Я без опаски обошел двор, без опаски вернулся, лег. Отчего бы не поспать, а, проснувшись, не уверить себя, что не было ничего и никого. Арзамас-шестнадцать, большой такой курятник. Цыпа-цыпа.
Рвотой, уже и не кислой, а горькой, желчь одна, выплеснуло всего ничего. Облегчения не было, напротив, стало хуже, муторнее. Юлиан распрямился, постоял, унимая головокружение.
Сил нет, а идти надо. Помаленьку, помаленьку, ничего.
Заныли пальцы, отзываясь на давнишние морозы, тогда тоже казалось — не перемочь. Двигаться. Вперед.
Он шел, не замечая, что сбился, потерял путь, и идет назад, навстречу преследователям. Он вообще забыл о них, помнил лишь — идти, но куда, почему — не хотелось и знать. В светлые минуты приходила надежда — уйдет налегке, он же дома, но опять накатывала тошнота, выше и выше, паводок, все мысли исчезали, кроме одной — идти.
На человека он наткнулся внезапно, едва не наступил. Тот лежал ничком, пальцы сжимали жухлую листву, судорожно, цепко. Юлиан ухватил лежавшего за рукав гимнастерки, перевернул.

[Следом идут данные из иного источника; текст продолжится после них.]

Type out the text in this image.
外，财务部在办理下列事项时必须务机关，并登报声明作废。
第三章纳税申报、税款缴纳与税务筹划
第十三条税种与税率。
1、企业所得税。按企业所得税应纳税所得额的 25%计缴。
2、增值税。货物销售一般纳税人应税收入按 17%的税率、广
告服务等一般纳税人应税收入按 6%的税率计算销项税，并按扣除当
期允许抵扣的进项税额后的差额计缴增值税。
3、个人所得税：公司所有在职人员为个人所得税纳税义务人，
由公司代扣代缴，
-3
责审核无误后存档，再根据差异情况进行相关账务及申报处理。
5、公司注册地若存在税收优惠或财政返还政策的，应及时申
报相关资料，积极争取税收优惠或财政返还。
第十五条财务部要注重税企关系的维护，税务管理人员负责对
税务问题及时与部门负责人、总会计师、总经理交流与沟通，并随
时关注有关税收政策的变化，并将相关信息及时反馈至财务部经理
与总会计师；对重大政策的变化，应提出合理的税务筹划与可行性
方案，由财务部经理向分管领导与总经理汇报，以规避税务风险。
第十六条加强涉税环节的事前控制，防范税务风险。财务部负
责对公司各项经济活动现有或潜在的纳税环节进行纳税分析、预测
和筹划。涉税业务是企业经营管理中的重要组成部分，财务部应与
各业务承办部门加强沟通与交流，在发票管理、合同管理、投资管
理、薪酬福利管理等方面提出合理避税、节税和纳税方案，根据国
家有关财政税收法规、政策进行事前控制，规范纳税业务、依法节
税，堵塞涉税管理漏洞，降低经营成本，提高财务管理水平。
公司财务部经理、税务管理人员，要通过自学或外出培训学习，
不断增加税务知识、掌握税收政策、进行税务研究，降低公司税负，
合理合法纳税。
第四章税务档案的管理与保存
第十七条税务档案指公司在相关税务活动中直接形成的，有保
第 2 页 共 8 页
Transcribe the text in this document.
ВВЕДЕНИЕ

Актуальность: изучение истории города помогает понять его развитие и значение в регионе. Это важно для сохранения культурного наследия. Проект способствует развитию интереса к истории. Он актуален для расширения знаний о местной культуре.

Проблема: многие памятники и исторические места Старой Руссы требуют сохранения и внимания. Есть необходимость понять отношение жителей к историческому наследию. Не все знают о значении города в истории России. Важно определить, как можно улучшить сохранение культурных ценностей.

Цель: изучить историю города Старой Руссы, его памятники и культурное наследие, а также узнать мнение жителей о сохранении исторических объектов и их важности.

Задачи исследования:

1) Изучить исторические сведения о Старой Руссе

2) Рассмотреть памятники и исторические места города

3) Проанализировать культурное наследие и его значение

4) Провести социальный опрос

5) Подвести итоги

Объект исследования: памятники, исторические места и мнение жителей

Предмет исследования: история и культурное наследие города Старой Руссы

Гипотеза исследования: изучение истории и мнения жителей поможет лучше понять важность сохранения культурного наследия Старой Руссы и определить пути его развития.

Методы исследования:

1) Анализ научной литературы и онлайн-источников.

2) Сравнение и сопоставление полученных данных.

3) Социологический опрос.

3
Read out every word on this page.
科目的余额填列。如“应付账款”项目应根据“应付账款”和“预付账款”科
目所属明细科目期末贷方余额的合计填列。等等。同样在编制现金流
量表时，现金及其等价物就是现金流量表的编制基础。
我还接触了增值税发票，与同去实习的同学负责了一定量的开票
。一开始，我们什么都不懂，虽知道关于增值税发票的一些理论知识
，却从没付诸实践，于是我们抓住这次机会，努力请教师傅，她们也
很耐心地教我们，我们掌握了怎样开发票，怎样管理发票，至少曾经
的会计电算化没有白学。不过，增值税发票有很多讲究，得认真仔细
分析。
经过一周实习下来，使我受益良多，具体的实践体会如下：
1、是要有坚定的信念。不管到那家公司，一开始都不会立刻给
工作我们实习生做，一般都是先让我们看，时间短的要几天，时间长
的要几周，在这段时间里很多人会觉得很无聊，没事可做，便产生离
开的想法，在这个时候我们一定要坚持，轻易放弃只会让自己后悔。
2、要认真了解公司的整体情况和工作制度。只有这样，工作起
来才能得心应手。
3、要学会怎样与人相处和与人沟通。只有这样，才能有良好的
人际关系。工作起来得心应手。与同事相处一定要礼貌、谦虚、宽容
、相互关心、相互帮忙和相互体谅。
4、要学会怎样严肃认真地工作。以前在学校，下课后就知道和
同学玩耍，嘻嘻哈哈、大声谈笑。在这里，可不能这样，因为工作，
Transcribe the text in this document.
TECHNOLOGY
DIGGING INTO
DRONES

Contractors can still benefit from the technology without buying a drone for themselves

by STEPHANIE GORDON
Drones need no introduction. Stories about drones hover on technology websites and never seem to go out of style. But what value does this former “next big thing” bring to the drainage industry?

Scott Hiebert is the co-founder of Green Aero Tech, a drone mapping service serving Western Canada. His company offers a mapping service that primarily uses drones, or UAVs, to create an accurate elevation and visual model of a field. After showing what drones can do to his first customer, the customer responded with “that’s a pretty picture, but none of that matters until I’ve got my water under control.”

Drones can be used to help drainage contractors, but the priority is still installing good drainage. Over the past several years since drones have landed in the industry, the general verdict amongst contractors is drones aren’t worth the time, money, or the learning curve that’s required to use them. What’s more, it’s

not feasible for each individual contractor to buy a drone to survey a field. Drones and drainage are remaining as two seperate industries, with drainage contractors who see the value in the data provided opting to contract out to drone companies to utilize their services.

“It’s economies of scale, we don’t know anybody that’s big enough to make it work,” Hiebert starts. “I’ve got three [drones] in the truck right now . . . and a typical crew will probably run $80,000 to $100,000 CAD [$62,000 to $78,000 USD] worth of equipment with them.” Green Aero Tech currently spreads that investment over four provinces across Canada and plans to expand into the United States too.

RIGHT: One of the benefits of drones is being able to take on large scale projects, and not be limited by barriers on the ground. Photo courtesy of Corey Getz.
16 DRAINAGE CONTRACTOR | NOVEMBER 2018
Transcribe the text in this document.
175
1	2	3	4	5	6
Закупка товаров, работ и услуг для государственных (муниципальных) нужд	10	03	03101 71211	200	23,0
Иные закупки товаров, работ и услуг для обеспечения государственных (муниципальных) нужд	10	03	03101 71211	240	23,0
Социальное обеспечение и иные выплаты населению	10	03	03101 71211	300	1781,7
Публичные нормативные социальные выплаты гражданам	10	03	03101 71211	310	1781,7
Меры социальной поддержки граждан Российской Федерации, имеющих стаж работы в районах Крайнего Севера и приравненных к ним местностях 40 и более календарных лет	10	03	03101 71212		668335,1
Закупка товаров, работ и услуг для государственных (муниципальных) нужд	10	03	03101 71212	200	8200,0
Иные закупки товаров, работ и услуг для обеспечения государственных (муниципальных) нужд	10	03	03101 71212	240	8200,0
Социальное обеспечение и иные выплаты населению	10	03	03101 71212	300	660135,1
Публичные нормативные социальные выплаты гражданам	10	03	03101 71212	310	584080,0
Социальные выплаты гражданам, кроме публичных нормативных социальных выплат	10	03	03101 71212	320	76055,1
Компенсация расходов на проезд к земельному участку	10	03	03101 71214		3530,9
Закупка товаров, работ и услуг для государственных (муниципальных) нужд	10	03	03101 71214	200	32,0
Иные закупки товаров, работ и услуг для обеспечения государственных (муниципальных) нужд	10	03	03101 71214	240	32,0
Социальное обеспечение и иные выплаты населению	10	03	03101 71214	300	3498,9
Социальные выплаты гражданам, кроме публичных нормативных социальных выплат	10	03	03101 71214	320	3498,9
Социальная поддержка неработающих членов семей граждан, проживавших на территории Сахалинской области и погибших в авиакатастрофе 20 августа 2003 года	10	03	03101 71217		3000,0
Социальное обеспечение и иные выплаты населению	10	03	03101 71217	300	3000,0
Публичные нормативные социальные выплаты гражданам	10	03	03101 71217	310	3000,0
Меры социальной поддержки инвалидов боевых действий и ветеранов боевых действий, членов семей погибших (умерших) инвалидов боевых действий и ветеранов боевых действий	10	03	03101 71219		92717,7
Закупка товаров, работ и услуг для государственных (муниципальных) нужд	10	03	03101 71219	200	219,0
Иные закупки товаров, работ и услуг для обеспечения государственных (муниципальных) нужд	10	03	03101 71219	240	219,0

Форма чужая, новая, а лицо — ношеное. Веки дрогнули, поднялись:
— Помираю…
Юлиан побрел дальше; второе тело, недвижное, перешагнул, не останавливаясь. Отраву везли. Пробили емкость пулями, она и растеклась, вот все и умирают. И он вместе со всеми. А тот груз, что он запрятал?
Юлиан сел: ноги не несли. Запрятал — куда? А, вспомнил.
Из кармашка он достал карандашик, затем расстегнул ворот гимнастерки, снял медальон, смертную коробочку, и, поверх написанного, вывел: «Груз — на хуторе Жалком, в погребе».
Буквы выходили дрожащие, большие, едва уместились. Завинтил медальон, повесил на шею и завалился, обессиленный. Теперь можно и полежать. Наши поймут, что и как. Должны.
Дыру я прикрыл картонкой, и все равно, тянуло холодом.
Чай согреет.
У медпункта остановился мотоцикл.
— Примите почту, а то некому, — почтальонша за ночь подбодрилась. Здоровая жизнь.
— Едете?
— Всех страхов не переждать.
— Я пытаюсь. Погодите минутку, я пару телеграмм напишу.
Телеграммы оказались короткими: «Согласен, еду». Дата, подпись. На приглашениях я отыскал адреса. Амстердам и Хайфа. Хотите видеть чемпиона? Увидите. И белку, и свисток.
— Отправьте международным, пожалуйста. И еще в дирекцию совхоза передайте, — я быстренько накатал «по собственному…».